Boekbespreking

Vincent van Rossem, Stedenschennis. Stedenbouwkundige dwalingen

Als geen ander weet Vincent van Rossem, bijzonder hoogleraar in de monumentenzorg en de stedenbouw aan de Universiteit van Amsterdam, in woord en geschrift op te komen voor de monumenten in Amsterdam. Zijn stukken zijn altijd een genot om te lezen. In zijn lezingen kan het publiek wachten op ten minste een of twee gepeperde uitspraken, die zonneklaar maken wat hij bedoelt en soms vermakelijk zijn door de overdreven wijze van voorstellen. Bijna altijd ben ik het gloeiend met hem eens, als zou ik me, in zijn schoenen, in de meeste gevallen wel voorzichtiger hebben uitgedrukt. Het siert Van Rossem dat hij ook in de deftige ambiance van zijn in 2010 uitgesproken inaugurale rede bij het aanvaarden van zijn leerstoel de hyperbool niet schuwde. Dat betoog kunnen we nog eens op ons gemak nalezen, omdat het onlangs is uitgegeven als een prachtig boekje.

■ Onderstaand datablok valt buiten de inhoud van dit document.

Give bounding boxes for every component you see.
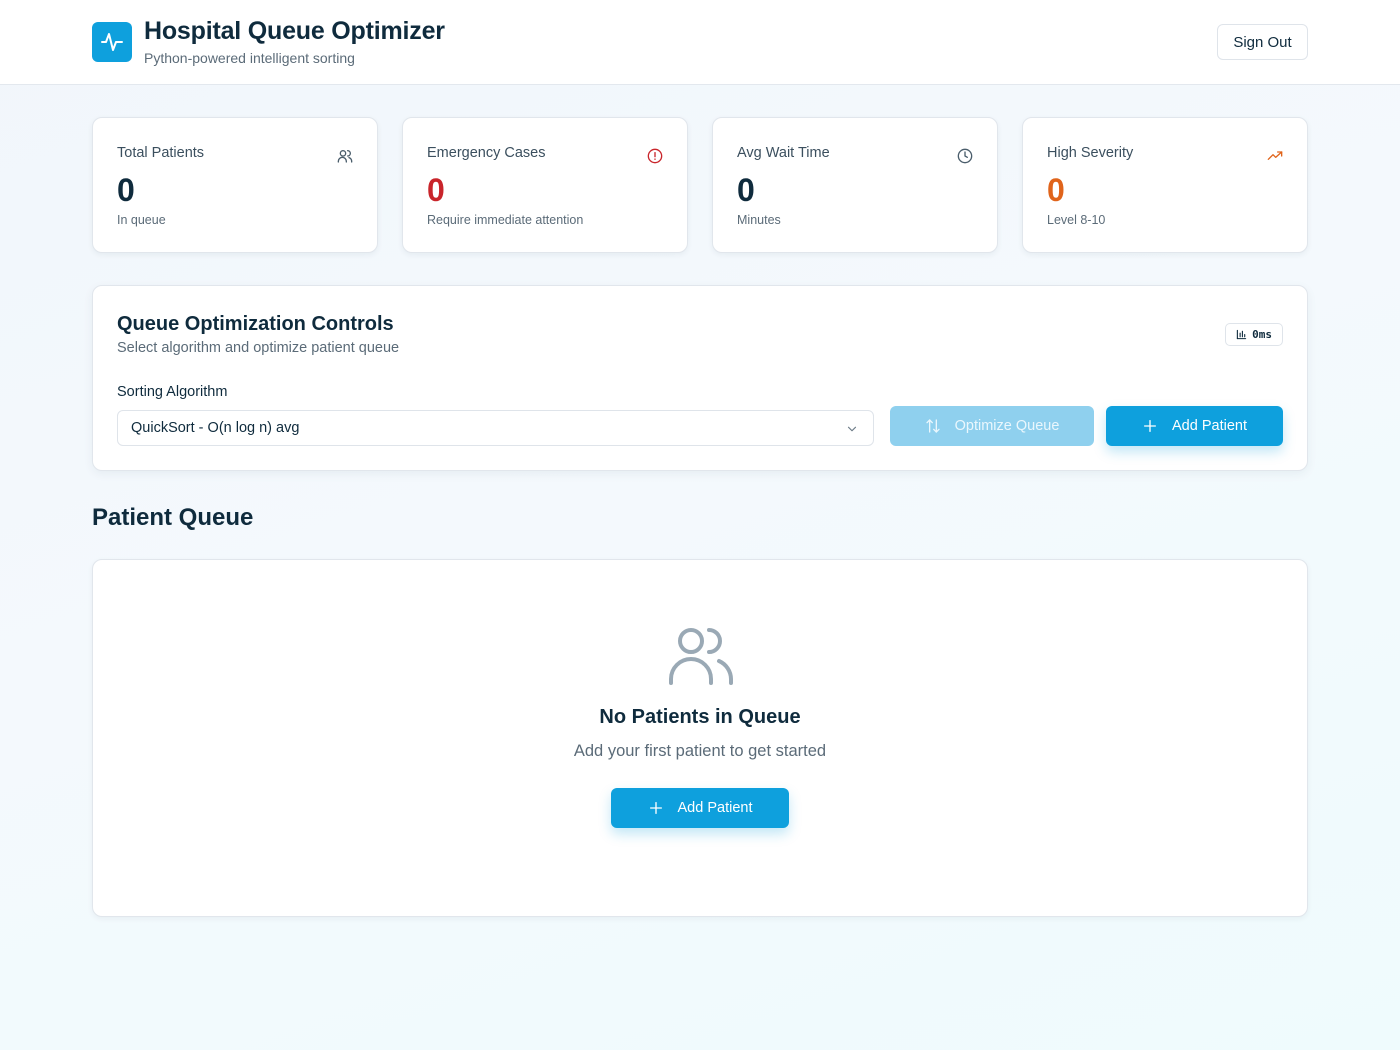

Het verhaal begint met de bombardementen op Rotterdam en Middelburg tijdens de Tweede Wereldoorlog en gaat daarna in één adem door met de modernistische stedenbouw en de volkswoningbouw, die na de oorlog toepassing vond in veel Nederlandse steden. De meeste steden in Nederland kwamen er in de oorlog met betrekkelijk weinig oorlogsschade vanaf. De grootste offers aan historische structuren en materie moesten de oude binnensteden inderdaad brengen aan de naoorlogse plannen, vaak wederopbouwplannen. Van een stad als Nijmegen ging de bovenstad grotendeels verloren door een bombardement aan het einde van de oorlog. De benedenstad, de oude havenbuurt, waarvan Dick Berends in een snel uitgevoerde bouwhistorische verkenning vaststelde dat de huizen zo gemiddeld genomen uit de veertiende eeuw stamden, werd pas in de jaren zeventig gesloopt. Deze stad moest toen wijken voor de ambities op het vlak van de woningbouw van een wethouder van de PvdA. Ongeacht de politieke gezindte van de gemeenteraad bestonden er vrijwel in elke grotere gemeente plannen voor kaalslag en doorbraken. Zelfs in Enkhuizen, waar nog steeds weinig verkeer is, zijn in de jaren zeventig, vooruitlopend op overdreven ambitieuze plannen om Enkhuizen op te stoten in de vaart der volkeren, alvast twaalf oude huizen naar het Zuiderzeemuseum verplaatst. Stedelijke ambities gekoppeld aan modernistische stedenbouwkundige inzichten berokkenden de eeuwenoude stedelijke weefsels in Nederland na de oorlog inderdaad vaak meer schade dan bombardementen en andere oorlogshandelingen. Vrijwel geen stad in Nederland kwam er zonder kleerscheuren af.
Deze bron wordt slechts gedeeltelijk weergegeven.